“Yeah, the campaign started a long time ago,” Liberal Leader Justin Trudeau told Maclean’s in August 2014. NDP Leader Thomas Mulcair agreed, a few weeks later, in his own interview with Maclean’s: “Everything that the government’s going to be doing for the next year, everything we’re going to be doing as the Opposition, has one objective in mind: forming the government.” Prime Minister Stephen Harper didn’t give us an interview last autumn, but the meticulous staging of the PM’s public appearances and the barrage of Conservative party ads on TV and radio suggest he agrees: The campaign for the October 2015 election is already on. It has been for a long time.
How should journalists respond? Some people seem to think we should stand by while party leaders campaign non-stop, because we still cling to the genteel fiction that none of it is “real” until the Prime Minister finally visits Rideau Hall to launch a formal campaign. Maclean’s disagrees. The knowledge of a fixed election date, Oct. 19, has spurred a longer campaign than Canadians are used to. We are not interested in letting the party leaders set the terms of that campaign. We have some questions for them.
On Thursday, Aug. 6, from 8 to 10 p.m. EDT, our political editor, Paul Wells, will put those questions to four national party leaders: Harper, Mulcair, Trudeau and Green Leader Elizabeth May. The format will be straightforward. All the questions will come from Maclean’s, which will not share any of them with the parties before the debate begins. In recent years, these debates have become more complex, with questions coming from ever-larger panels of moderators, and hand-picked “ordinary Canadians” standing on street corners in front of TV news cameras. To be fair, that’s certainly one way to do it. We prefer simplicity. We hope to provoke a conversation.

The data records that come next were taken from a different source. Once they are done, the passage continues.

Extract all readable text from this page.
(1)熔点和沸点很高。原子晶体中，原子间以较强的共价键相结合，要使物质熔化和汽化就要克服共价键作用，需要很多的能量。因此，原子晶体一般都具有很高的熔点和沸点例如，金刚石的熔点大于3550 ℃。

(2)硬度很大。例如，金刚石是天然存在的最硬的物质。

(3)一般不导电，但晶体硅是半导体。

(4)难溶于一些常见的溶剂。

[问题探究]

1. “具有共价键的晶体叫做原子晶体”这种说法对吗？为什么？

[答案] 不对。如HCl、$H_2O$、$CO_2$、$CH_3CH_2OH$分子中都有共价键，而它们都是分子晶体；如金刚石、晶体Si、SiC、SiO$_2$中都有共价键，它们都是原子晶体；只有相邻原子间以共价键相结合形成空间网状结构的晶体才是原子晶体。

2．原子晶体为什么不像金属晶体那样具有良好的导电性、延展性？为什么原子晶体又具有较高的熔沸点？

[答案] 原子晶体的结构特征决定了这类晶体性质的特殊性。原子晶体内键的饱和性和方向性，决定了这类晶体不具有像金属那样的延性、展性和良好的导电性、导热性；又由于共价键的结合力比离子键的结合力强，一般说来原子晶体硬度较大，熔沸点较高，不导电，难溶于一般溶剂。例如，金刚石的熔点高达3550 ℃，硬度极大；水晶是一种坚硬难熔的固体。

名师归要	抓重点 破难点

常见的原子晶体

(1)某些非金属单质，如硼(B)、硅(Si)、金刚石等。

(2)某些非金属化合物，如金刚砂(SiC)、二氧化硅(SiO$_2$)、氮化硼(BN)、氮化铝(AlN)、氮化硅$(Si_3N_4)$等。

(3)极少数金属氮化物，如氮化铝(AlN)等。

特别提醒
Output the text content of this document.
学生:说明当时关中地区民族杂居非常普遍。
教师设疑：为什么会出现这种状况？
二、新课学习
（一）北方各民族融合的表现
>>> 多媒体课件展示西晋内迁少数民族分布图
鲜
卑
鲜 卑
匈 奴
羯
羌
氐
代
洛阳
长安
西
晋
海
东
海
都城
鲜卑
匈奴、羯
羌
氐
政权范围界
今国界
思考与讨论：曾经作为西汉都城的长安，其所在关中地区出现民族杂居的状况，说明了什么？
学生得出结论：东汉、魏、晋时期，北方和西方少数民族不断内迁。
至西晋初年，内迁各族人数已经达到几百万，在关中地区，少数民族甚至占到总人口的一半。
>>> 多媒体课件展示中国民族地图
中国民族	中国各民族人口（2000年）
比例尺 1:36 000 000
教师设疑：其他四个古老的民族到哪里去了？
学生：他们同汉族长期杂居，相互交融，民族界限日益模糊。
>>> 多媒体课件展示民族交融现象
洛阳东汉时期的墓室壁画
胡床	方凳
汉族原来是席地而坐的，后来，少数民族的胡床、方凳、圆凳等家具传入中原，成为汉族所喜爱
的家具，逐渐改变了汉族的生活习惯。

Related: Where and when you can watch the Maclean’s National Leaders Debate
The Maclean’s debate will be the first in the history of Canadian elections that is not organized by several television networks pooling their resources as a consortium. It will not be the last. The consortium model made sense when broadcast technology was exotic and cost a mint. It still makes sense for the networks, but there is no need for anyone else to grant them a permanent oligopoly. Already, other news organizations—and, in the case of the Munk Debates, a different kind of organization entirely—have announced they’ll welcome leaders in debates this year, too.
Why does the Maclean’s debate stand out? For one thing, ours is the first. It marks an end to the phony-war segment of the endless 2015 campaign and launches the real conversation. (Is August too soon for a debate? On the contrary. We’d have been happy to do this in March or June. We’re not ahead of the campaign; we’re finally catching up to it.) Second, it’s the most complete debate on offer: the only English-language debate in which the leaders of the Conservative, New Democratic, Liberal and Green parties have all agreed to participate. The Conservatives have said Harper won’t participate in the network consortium debates in October. And the Globe and Mail and Munk debates have decided, for whatever reason, not to invite Elizabeth May, despite polls showing that most Canadians feel she should participate. Finally, unlike other debates devoted only to the economy or to foreign policy, ours will cover a broad range of topics, giving viewers the best understanding of leaders’ thinking across all the issues any government will face.
In an interview with Maclean’s in May, Brian Mulroney dismissed the notion that debates don’t change campaigns. “They don’t, eh? You’re looking at a guy who made it to 24 Sussex because of [televised debates],” Mulroney said. Alberta NDP Leader Rachel Notley “made it to the premier’s position because of television debates. So I think that the television debates in the next election may turn out to be the most important since 1984.”
Sometimes, in other election years, the stakes of the decision facing Canadians might not have seemed very high: Perhaps the times were tranquil, the results a foregone conclusion, or the differences among parties negligible. That’s obviously not the case this year. There are big questions to resolve about the role of government in the life of the nation. The race is wide open. And the parties have important business to settle among them, on their starkly divergent philosophies of government’s role. It’s a good time to have a debate. We’re looking forward to ours.